The skills required for this position include advanced computer skills, excellent written and oral communication and good decision-making skills. Process coordinators are in the middle of the workflow, deciding what information to share and when. This has a huge impact on productivity, overall effectiveness and the costs associated with a particular process.
Many companies create process coordinator positions as a short-term way of addressing fundamental problems with the total process. For example, a manufacturing process has a recurring bottleneck between the finishing process and packaging. The process coordinator studies the entire workflow and can make modifications to the timing further up the process, in order to remove or reduce the bottleneck.
The training required to become a process coordinator varies by industry. Most employers require some post-secondary training. Candidates with a degree or diploma in a technology-related field or in business administration are well-suited for this position. Both of these programs focus on developing analytical thinking and problem-solving skills.
The primary responsibility of process coordinators is to solve problems and improve overall productivity. Critical-thinking skills can be very important in removing barriers to productivity and spotting issues with the current process. It is not uncommon for a process coordinator to sit and observe a specific process for an extended period of time. This gathering of information is essential to identifying the causes of a current problem, as well as potential future issues.

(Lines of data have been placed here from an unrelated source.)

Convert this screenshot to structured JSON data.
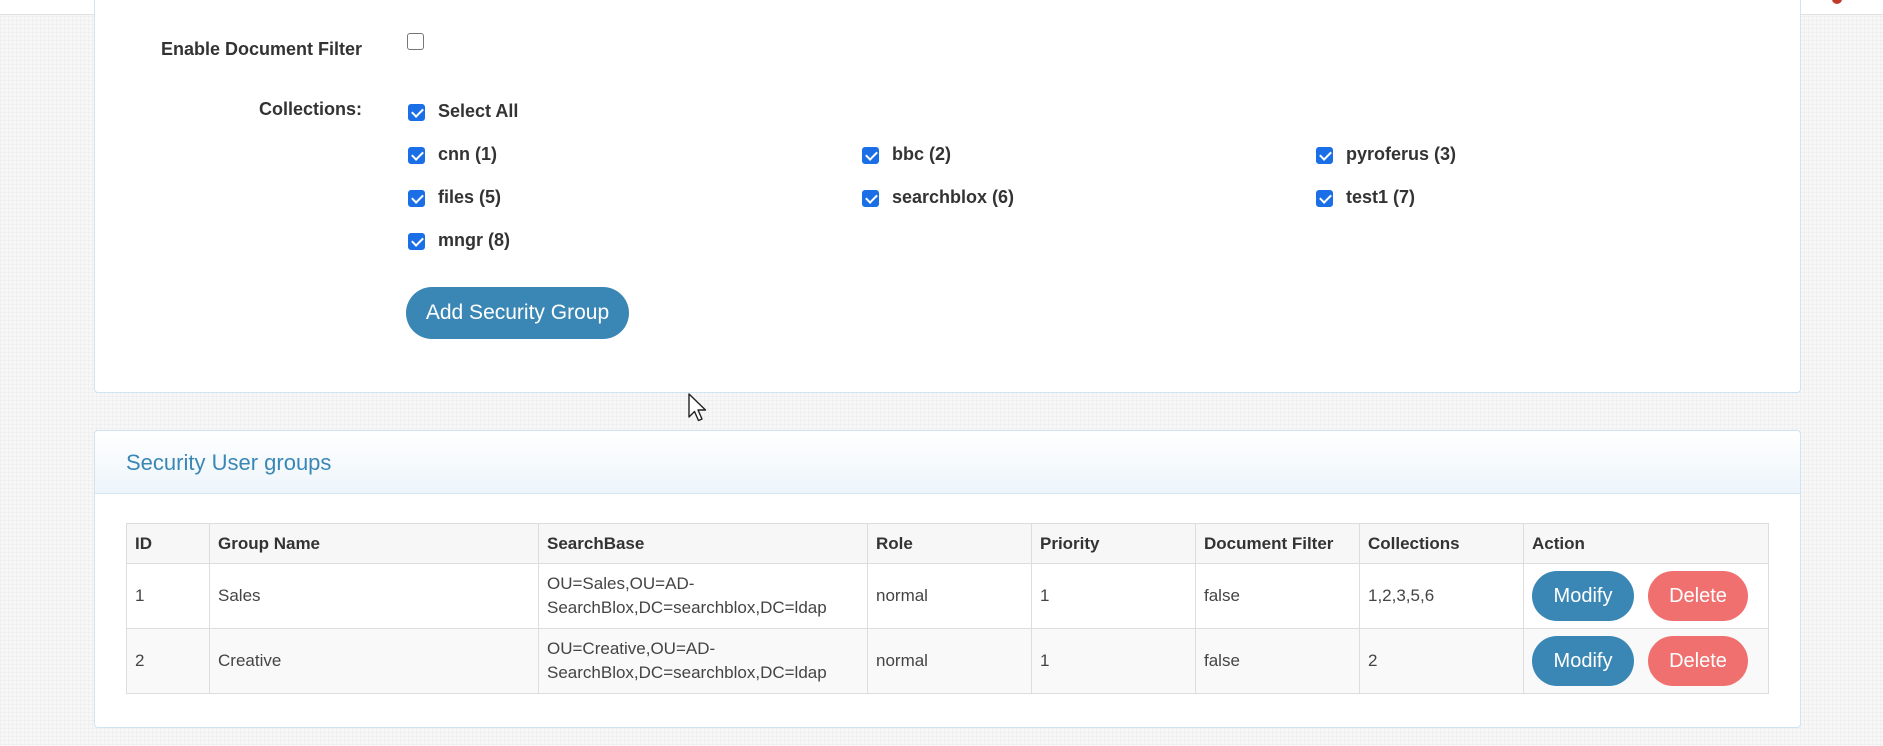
{
  "form": {
    "document_filter_label": "Enable Document Filter",
    "collections_label": "Collections:",
    "select_all_label": "Select All",
    "collections": [
      {
        "label": "cnn (1)",
        "checked": true
      },
      {
        "label": "bbc (2)",
        "checked": true
      },
      {
        "label": "pyroferus (3)",
        "checked": true
      },
      {
        "label": "files (5)",
        "checked": true
      },
      {
        "label": "searchblox (6)",
        "checked": true
      },
      {
        "label": "test1 (7)",
        "checked": true
      },
      {
        "label": "mngr (8)",
        "checked": true
      }
    ],
    "add_button_label": "Add Security Group"
  },
  "groups_panel": {
    "title": "Security User groups",
    "columns": [
      "ID",
      "Group Name",
      "SearchBase",
      "Role",
      "Priority",
      "Document Filter",
      "Collections",
      "Action"
    ],
    "rows": [
      {
        "id": "1",
        "name": "Sales",
        "searchbase": "OU=Sales,OU=AD-SearchBlox,DC=searchblox,DC=ldap",
        "role": "normal",
        "priority": "1",
        "document_filter": "false",
        "collections": "1,2,3,5,6"
      },
      {
        "id": "2",
        "name": "Creative",
        "searchbase": "OU=Creative,OU=AD-SearchBlox,DC=searchblox,DC=ldap",
        "role": "normal",
        "priority": "1",
        "document_filter": "false",
        "collections": "2"
      }
    ],
    "modify_label": "Modify",
    "delete_label": "Delete"
  },
  "colors": {
    "primary": "#3a87b5",
    "danger": "#f07070",
    "checkbox": "#1a6fe6"
  }
}
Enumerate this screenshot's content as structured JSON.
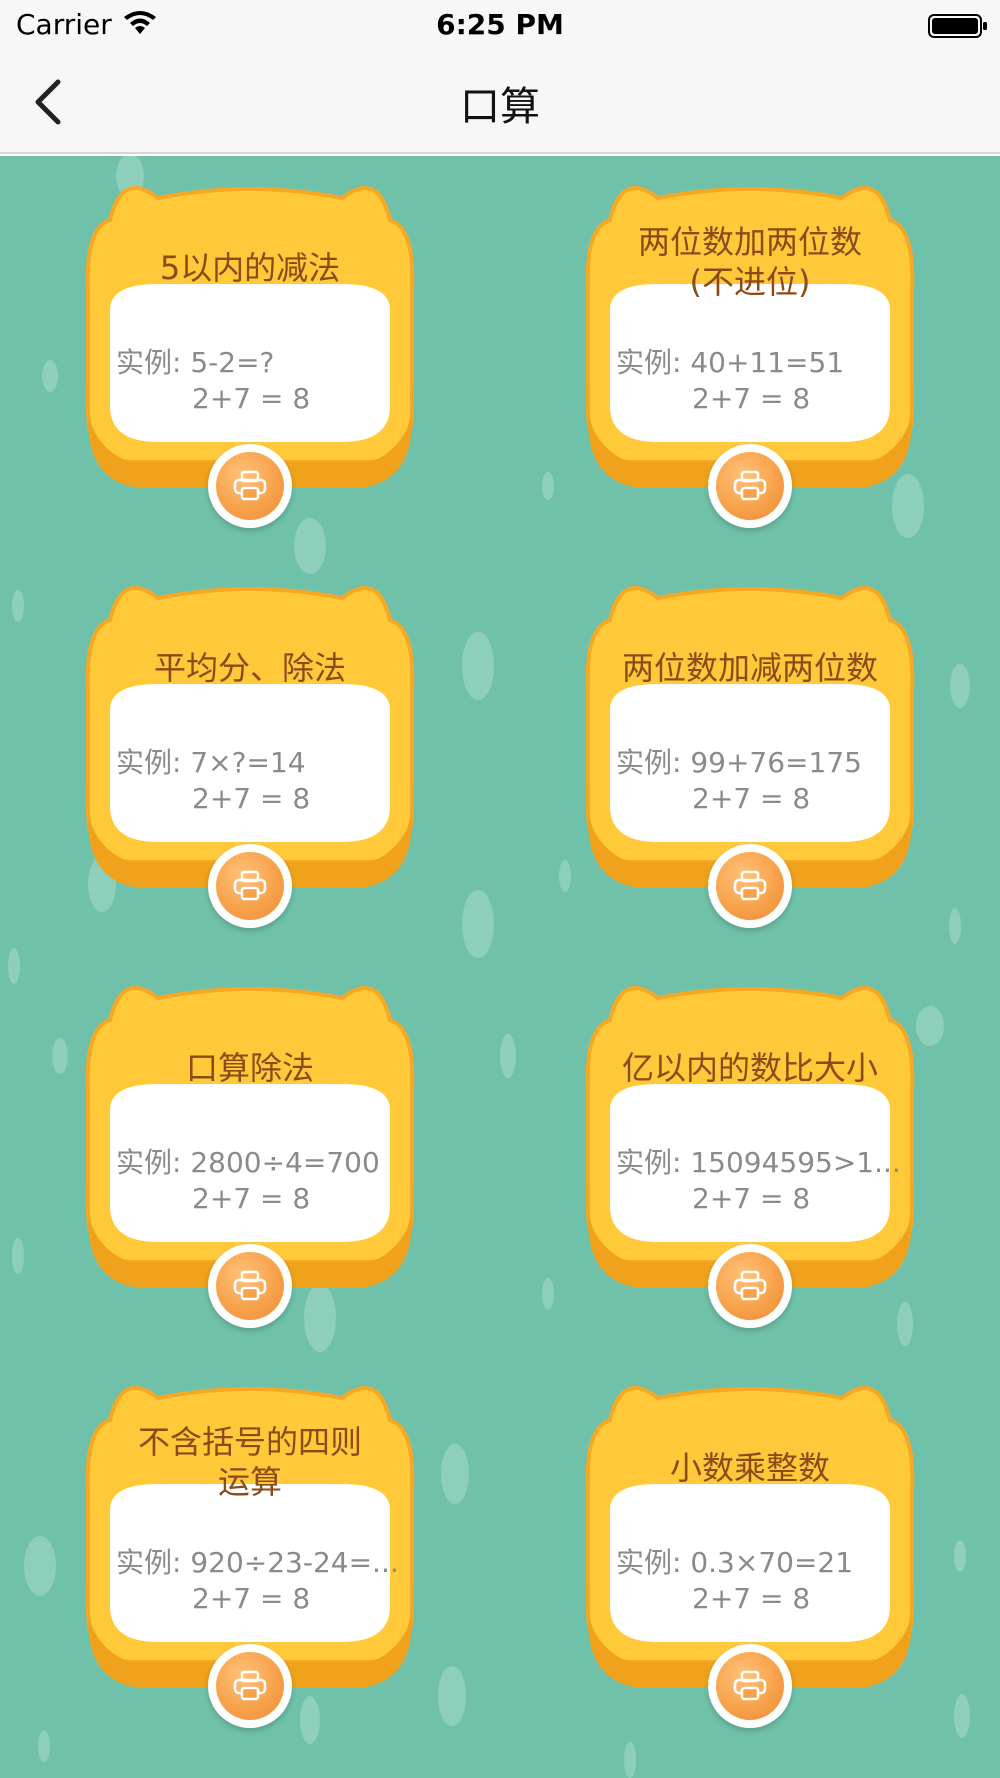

People who enjoy puzzles and solving problems and who can work at both detailed and summary levels will experience the most success as process coordinators. They are expected to be aware of all issues in a process and have a range of options that can be used to solve the problem. Anyone who does not enjoy a challenge and does not enjoy analysis is not going to enjoy working in this role.
The best way for someone to learn about the role of a process coordinator in an organization or industry is to talk with someone who currently is in that role. Observing a process coordinator at work will help someone learn about the position's hidden challenges and rewards. For example, many large companies allows individual departments to function as separate entities. A process coordinator can be called on to ask different departments to work together in the best interest of the company.